The board's decisions disappointed patient advocates and medical marijuana business leaders who attended Friday’s meeting in Ankeny.
Lucas Nelson, general manager of MedPharm, said the 3 percent THC limit makes no sense. Patients who want to get more THC could just buy more of his company’s oils, creams or capsules, he said in an interview after the board’s vote. Buying extra medication would be expensive but legal, he said.
If the Legislature wants to limit how much THC Iowans could buy under the new medical marijuana program, it could change the law to say patients could only buy a specified number of milligrams of the chemical in a given period, such as a month or 90 days, Nelson said. His company could make stronger medication under such a rule, but sell smaller quantities of it.
Nelson, whose company has invested more than $10 million in a production facility and two dispensaries, reiterated his fears that the 3 percent THC limit would discourage patients from buying the new medications for treatment of conditions such as pain or multiple sclerosis. “If there aren’t any patients, there really isn’t an industry,” he said.
He said his company and other advocates will continue to lobby legislators to expand the program.
Erin Bollman of Dallas Center spoke to the board Friday on behalf of her 6-year-old son, Abram Miller, who has a rare disorder that causes autism and seizures. She said his symptoms, which include self-injury, have eased since she started giving him an oil from Colorado that has THC and cannabidiol, or CBD.
Bollman hopes Iowa will lift the THC limit on its new program, so she can legally buy products that will help her son. The only way she could do that under current rules would be to buy large amounts of the low-THC oil, she said. “I don’t know how patients are going to be able to afford that,” she said after the meeting.
Friday’s board meeting came a day after MedPharm, the state’s first legal medical marijuana manufacturer, held an open house at its growing and processing facility in Des Moines.

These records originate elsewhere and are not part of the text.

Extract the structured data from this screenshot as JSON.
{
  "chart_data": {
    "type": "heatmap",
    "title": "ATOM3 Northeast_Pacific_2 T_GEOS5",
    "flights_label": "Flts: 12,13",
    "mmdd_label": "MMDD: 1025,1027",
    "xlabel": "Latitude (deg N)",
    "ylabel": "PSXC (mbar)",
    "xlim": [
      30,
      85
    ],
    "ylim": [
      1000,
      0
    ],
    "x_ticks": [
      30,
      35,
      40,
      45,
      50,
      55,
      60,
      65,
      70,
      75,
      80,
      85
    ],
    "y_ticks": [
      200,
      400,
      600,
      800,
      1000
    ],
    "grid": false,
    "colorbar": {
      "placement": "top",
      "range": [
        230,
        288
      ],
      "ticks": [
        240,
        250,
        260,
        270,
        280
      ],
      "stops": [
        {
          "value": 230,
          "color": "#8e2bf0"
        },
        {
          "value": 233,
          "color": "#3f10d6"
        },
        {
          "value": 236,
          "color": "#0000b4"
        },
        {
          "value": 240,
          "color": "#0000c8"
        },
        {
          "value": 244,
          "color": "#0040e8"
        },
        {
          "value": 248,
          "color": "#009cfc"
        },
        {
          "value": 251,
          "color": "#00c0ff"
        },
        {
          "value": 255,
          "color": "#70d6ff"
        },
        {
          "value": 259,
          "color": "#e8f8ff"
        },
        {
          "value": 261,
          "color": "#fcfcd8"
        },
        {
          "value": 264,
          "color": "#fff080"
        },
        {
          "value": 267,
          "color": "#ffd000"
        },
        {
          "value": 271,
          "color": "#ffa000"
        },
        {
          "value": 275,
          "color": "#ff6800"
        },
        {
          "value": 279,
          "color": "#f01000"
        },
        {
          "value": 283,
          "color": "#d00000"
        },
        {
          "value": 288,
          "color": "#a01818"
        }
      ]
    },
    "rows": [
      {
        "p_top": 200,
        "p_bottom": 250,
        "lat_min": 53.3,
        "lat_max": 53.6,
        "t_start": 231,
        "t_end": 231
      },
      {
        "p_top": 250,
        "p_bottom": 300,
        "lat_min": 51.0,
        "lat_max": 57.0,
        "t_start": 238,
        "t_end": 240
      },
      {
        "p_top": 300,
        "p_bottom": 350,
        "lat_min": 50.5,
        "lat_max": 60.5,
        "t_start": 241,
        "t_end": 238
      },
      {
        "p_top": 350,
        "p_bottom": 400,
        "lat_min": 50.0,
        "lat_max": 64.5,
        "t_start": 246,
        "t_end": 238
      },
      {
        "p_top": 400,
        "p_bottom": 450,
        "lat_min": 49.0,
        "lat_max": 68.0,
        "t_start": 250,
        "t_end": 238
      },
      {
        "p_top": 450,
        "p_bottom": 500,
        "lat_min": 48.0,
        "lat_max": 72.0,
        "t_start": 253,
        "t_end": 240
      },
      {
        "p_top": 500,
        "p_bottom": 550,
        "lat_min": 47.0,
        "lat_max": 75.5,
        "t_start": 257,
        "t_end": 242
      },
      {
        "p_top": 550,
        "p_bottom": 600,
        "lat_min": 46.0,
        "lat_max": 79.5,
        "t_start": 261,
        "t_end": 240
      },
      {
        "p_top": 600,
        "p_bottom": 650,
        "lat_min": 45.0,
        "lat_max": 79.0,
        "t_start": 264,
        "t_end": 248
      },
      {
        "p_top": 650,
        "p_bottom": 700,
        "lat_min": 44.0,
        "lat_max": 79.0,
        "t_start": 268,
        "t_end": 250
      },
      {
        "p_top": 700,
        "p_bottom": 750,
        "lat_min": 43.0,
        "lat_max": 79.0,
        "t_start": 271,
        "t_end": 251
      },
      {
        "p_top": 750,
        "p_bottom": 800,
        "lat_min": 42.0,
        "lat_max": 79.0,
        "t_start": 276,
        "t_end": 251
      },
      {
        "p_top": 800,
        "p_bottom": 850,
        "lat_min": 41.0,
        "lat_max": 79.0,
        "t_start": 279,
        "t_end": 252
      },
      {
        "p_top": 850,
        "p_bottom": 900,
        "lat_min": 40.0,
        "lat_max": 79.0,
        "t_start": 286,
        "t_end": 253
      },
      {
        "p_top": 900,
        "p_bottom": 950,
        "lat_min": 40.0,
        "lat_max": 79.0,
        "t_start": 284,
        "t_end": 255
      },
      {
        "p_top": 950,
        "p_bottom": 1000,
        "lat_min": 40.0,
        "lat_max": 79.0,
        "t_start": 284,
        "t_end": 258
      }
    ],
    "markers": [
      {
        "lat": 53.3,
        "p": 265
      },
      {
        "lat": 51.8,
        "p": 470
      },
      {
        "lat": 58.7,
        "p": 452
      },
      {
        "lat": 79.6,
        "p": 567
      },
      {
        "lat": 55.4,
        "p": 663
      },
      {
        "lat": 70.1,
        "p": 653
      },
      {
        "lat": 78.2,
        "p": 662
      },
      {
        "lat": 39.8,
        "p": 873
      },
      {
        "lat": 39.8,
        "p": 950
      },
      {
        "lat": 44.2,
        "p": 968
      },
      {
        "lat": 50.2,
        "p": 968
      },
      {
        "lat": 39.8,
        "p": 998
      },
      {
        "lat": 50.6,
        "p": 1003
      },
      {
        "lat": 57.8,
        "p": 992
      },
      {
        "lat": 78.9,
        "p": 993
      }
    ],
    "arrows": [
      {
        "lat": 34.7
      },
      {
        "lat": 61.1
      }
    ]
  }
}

The audience on Thursday included several parents who lobbied the Legislature relentlessly on behalf of children with disabilities. The parents toured MedPharm’s sparkling facility, where hundreds of marijuana plants were growing under tightly controlled conditions in sealed-off rooms. Statehouse leaders from both parties were on hand to thank the parents for pushing them into legalizing a limited medical marijuana program.
“It’s surreal,” said Kim Novy of Altoona, who pushed for the program on behalf of her two teenage daughters with severe epilepsy. At first, many legislators predicted the proposal had no chance of passage, Novy recalled. “Five years ago, we had the door slammed in our face. I mean, we were laughed at.”
The five new dispensaries soon will be selling capsules, oils and creams, which will retail for $30 to $130 for a 30-day supply, MedPharm said. Smokeable forms of marijuana will not be allowed. A second licensed manufacturer, Iowa Relief, is building a production facility in Cedar Rapids.
Although the state board declined Friday to lift the THC cap, it made a recommendation that could help patients get approved for the program. The board voted unanimously to recommend the state let nurse practitioners and physician assistants certify that patients have conditions qualifying them to purchase medical marijuana products.
Under the current law, only physicians may make such certifications. But doctors on the board said nurse practitioners and physician assistants have the knowledge and authority to prescribe other medications.
So far, fewer than 900 patients or caregivers have been approved for cards to purchase medical marijuana products for conditions such as severe pain, epilepsy, cancer, Crohn’s disease, multiple sclerosis, AIDS, Parkinson’s disease or Lou Gehrig’s disease. Supporters hope that number will grow after the medications go on sale.
The board’s recommendation to add severe autism to that list now goes to the Iowa Board of Medicine, which regulates health care.